Kalibaf’ın Tahran’dan aday olacağı teyit edilirken, ortak listede yer alan Milletvekili Muhsin Dehnavi, müttefikleriyle listeden çekilme konusunda anlaştığını açıkladı. Bu gelişmeden önce Dehnavi’nin İran’daki bir fabrikanın sahibinden işlemlerini kolaylaştırmak için rüşvet aldığına dair bilgiler sızdırılmıştı.

Dehnavi, 2017 yılının temmuz ayında İran'ın paramiliter teşkilatı Besic Güçleri ile ilişkisi nedeniyle öğrenci olarak bulunduğu ABD’den sınır dışı edildi ve ardından İran’da milletvekili oldu.
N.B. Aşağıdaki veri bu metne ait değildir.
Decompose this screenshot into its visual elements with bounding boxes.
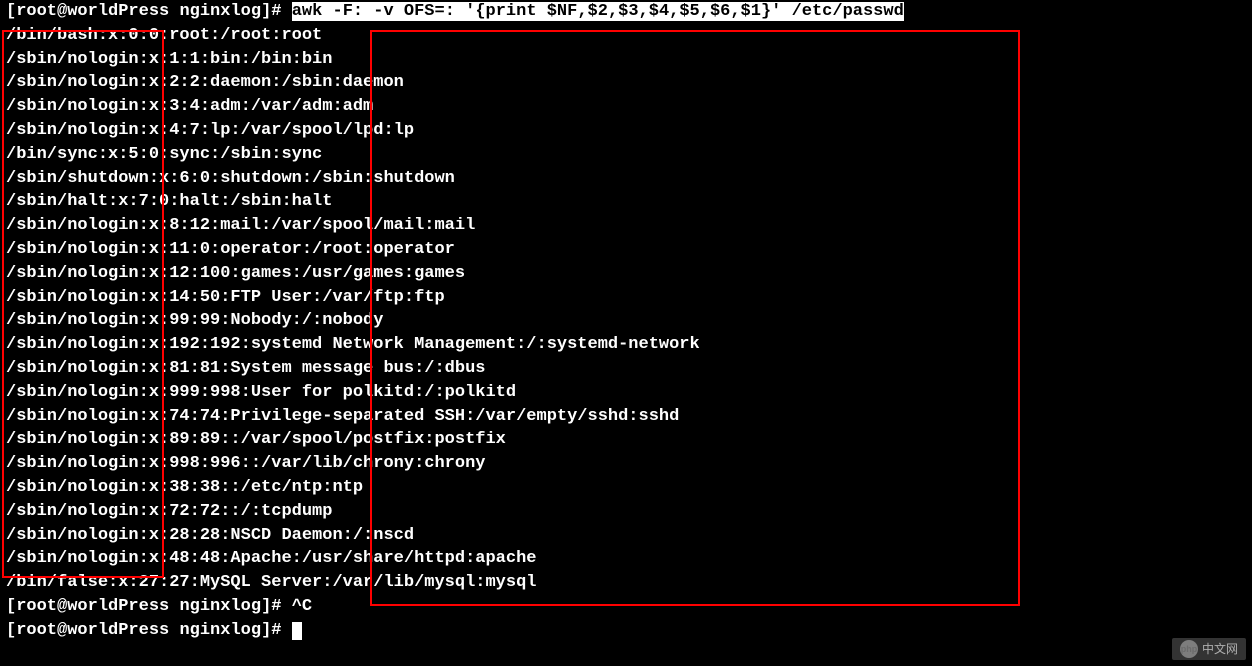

Dehnavi, daha sonra Massachusetts Teknoloji Enstitüsü'nden burs kazandı.

Diğer taraftan halkın ülkenin yönetiminden duyduğu memnuniyetsizlik ve ABD’nin İran’a uyguladığı yaptırımlar nedeniyle kötüleşen ekonomik durumdan ötürü seçmenlerin sandık başına gitme konusunda isteksizliğinin rekor düzeye çıkmasından korkan yetkililer, seçimlere katılım oranını artırmaya yönelik kampanyalarına da hız verdi.
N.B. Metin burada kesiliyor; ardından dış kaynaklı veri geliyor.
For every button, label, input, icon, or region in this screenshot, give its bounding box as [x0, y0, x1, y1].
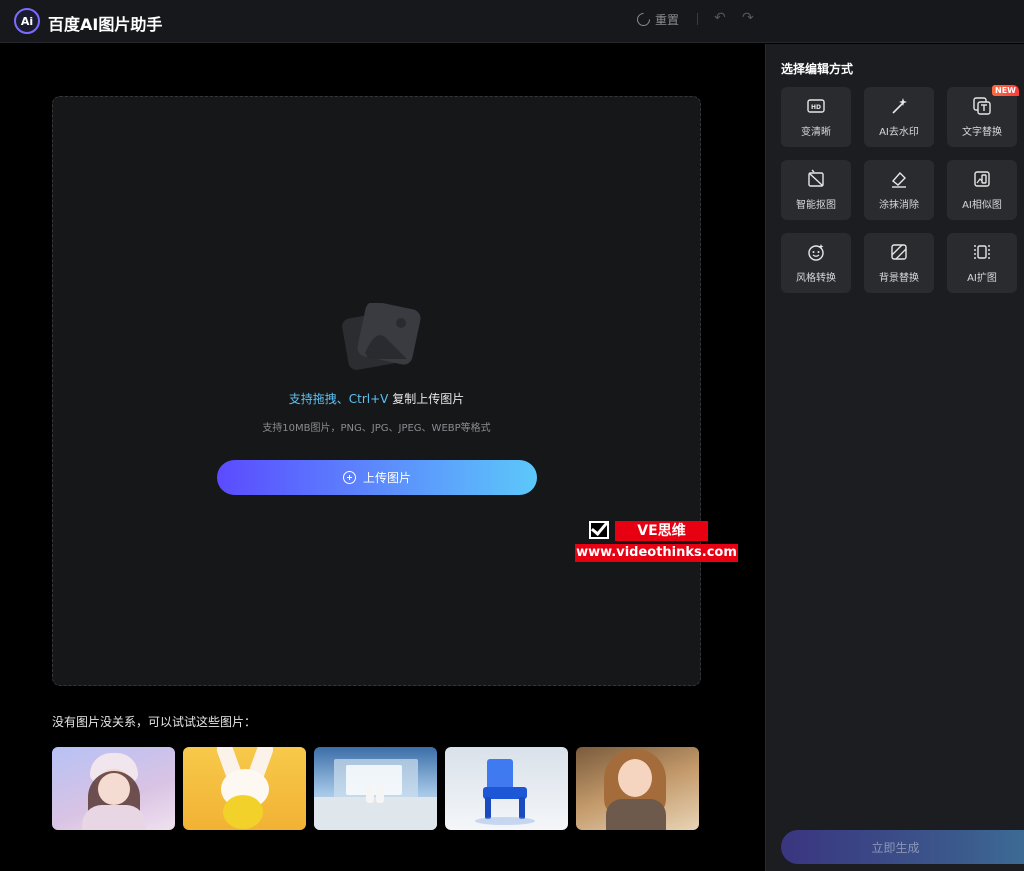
tool-grid: HD 变清晰 AI去水印 NEW 文字替换 智能抠图 涂抹消除 AI相似图 风格… — [781, 85, 1019, 293]
upload-button-label: 上传图片 — [362, 471, 411, 485]
tool-label: AI去水印 — [879, 127, 919, 138]
generate-button[interactable]: 立即生成 — [781, 830, 1024, 864]
hd-icon: HD — [807, 99, 825, 113]
expand-icon — [974, 245, 990, 259]
new-badge: NEW — [992, 85, 1019, 96]
tool-style-transfer[interactable]: 风格转换 — [781, 233, 851, 293]
reset-button[interactable]: 重置 — [634, 10, 680, 29]
watermark-overlay: VE思维 www.videothinks.com — [575, 520, 738, 564]
tool-text-replace[interactable]: NEW 文字替换 — [947, 85, 1019, 147]
tool-background-replace[interactable]: 背景替换 — [864, 233, 934, 293]
app-logo: Ai — [14, 8, 40, 34]
svg-text:HD: HD — [811, 104, 821, 111]
watermark-brand: VE思维 — [615, 521, 708, 541]
tool-remove-watermark[interactable]: AI去水印 — [864, 87, 934, 147]
style-icon — [808, 244, 824, 261]
tool-expand[interactable]: AI扩图 — [947, 233, 1017, 293]
edit-panel: 选择编辑方式 HD 变清晰 AI去水印 NEW 文字替换 智能抠图 涂抹消除 A… — [765, 44, 1024, 871]
tool-similar-image[interactable]: AI相似图 — [947, 160, 1017, 220]
tool-cutout[interactable]: 智能抠图 — [781, 160, 851, 220]
sample-image-blue-chair[interactable] — [445, 747, 568, 830]
sample-image-bunny[interactable] — [183, 747, 306, 830]
tool-eraser[interactable]: 涂抹消除 — [864, 160, 934, 220]
image-placeholder-icon — [342, 303, 421, 370]
reset-label: 重置 — [655, 13, 680, 27]
checkmark-icon — [589, 521, 609, 539]
watermark-url: www.videothinks.com — [575, 544, 738, 562]
sample-image-girl-hat[interactable] — [52, 747, 175, 830]
background-icon — [891, 244, 907, 260]
tool-label: AI扩图 — [967, 273, 997, 284]
header-divider — [697, 13, 698, 25]
app-title: 百度AI图片助手 — [48, 15, 163, 34]
magic-wand-icon — [892, 98, 907, 114]
upload-image-button[interactable]: 上传图片 — [217, 460, 537, 495]
app-header: Ai 百度AI图片助手 重置 ↶ ↷ — [0, 0, 1024, 43]
main-canvas-area: 支持拖拽、Ctrl+V 复制上传图片 支持10MB图片，PNG、JPG、JPEG… — [0, 44, 765, 871]
undo-button[interactable]: ↶ — [714, 10, 726, 26]
similar-image-icon — [974, 171, 990, 187]
sample-image-pool-scene[interactable] — [314, 747, 437, 830]
panel-title: 选择编辑方式 — [781, 62, 854, 76]
tool-label: 文字替换 — [962, 127, 1002, 138]
upload-format-note: 支持10MB图片，PNG、JPG、JPEG、WEBP等格式 — [262, 423, 491, 434]
tool-enhance[interactable]: HD 变清晰 — [781, 87, 851, 147]
tool-label: 背景替换 — [879, 273, 919, 284]
cutout-icon — [808, 169, 824, 187]
tool-label: 智能抠图 — [796, 200, 836, 211]
sample-images — [52, 747, 699, 830]
upload-dropzone[interactable]: 支持拖拽、Ctrl+V 复制上传图片 支持10MB图片，PNG、JPG、JPEG… — [52, 96, 701, 686]
refresh-icon — [634, 10, 653, 29]
upload-hint-rest: 复制上传图片 — [388, 392, 465, 406]
tool-label: AI相似图 — [962, 200, 1002, 211]
tool-label: 变清晰 — [801, 127, 831, 138]
plus-circle-icon — [342, 471, 356, 484]
tool-label: 涂抹消除 — [879, 200, 919, 211]
text-replace-icon — [973, 97, 991, 115]
upload-hint: 支持拖拽、Ctrl+V 复制上传图片 — [53, 390, 700, 407]
eraser-icon — [891, 171, 906, 188]
upload-hint-highlight: 支持拖拽、Ctrl+V — [288, 392, 389, 406]
tool-label: 风格转换 — [796, 273, 836, 284]
samples-title: 没有图片没关系，可以试试这些图片： — [52, 715, 257, 729]
sample-image-girl-smiling[interactable] — [576, 747, 699, 830]
redo-button[interactable]: ↷ — [742, 10, 754, 26]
Milletvekili seçimleri, İran’da 2022 yılının eylül ayında genç kadın Mahsa Amini'nin ‘başörtüsünü düzgün takmadığı gerekçesiyle’ ahlak polisi tarafından gözaltında tutulduğu sırada ölmesinin ardından, İran'ın 31 ilinin büyük bir kısmında başlayan kitlesel halk protestoları sonrası ülkede düzenlenen ilk seçimler olacak.
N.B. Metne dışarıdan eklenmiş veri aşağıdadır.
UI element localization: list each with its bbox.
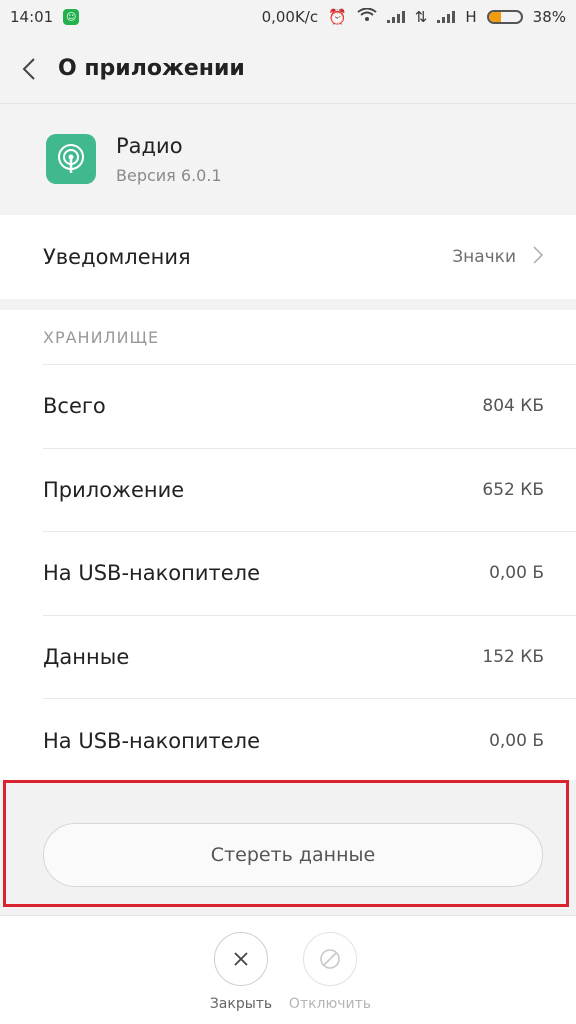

İran Cumhurbaşkanı İbrahim Reisi, pazar günü yaptığı açıklamada, halkı destekleyecek ve hükümete yardım edecek güçlü bir parlamento kurmayı umduğunu söyledi.

Cumhurbaşkanı Reisi, şunları söyledi:

Hükümetin hizmetleri ve halkın desteğiyle çeşitli alanlardaki sorunların çözülebileceğine inanıyorum. Düşmanları engellemekte kararlıyız.

Dışişleri Bakanı Hüseyin Emir Abdullahiyan, seçmenlerin verdiği her oyun ‘İran’ın uluslararası alanda elini güçlendireceği’ değerlendirmesinde bulundu.

Reformistlerin hayaleti

Öte yandan reformist çizgideki başlıca partiler, önde gelen adaylarını reddettikten ve siyasi sürece dahil olma taleplerini yanıtladıktan sonra seçimlerden uzaklaşma eğilimi gösterdi. Ancak geçtiğimiz günlerde ılımlıların desteklediği muhafazakar çizgideki eski Milletvekili Ali Mutahhari, Sada-yı Millet (Milletin Sesi) listesinin oluşturulduğunu duyurdu. Mutahhari’nin listesinde bazı reformistler, ılımlılar ve bağımsız adayların isimleri de yer alıyor.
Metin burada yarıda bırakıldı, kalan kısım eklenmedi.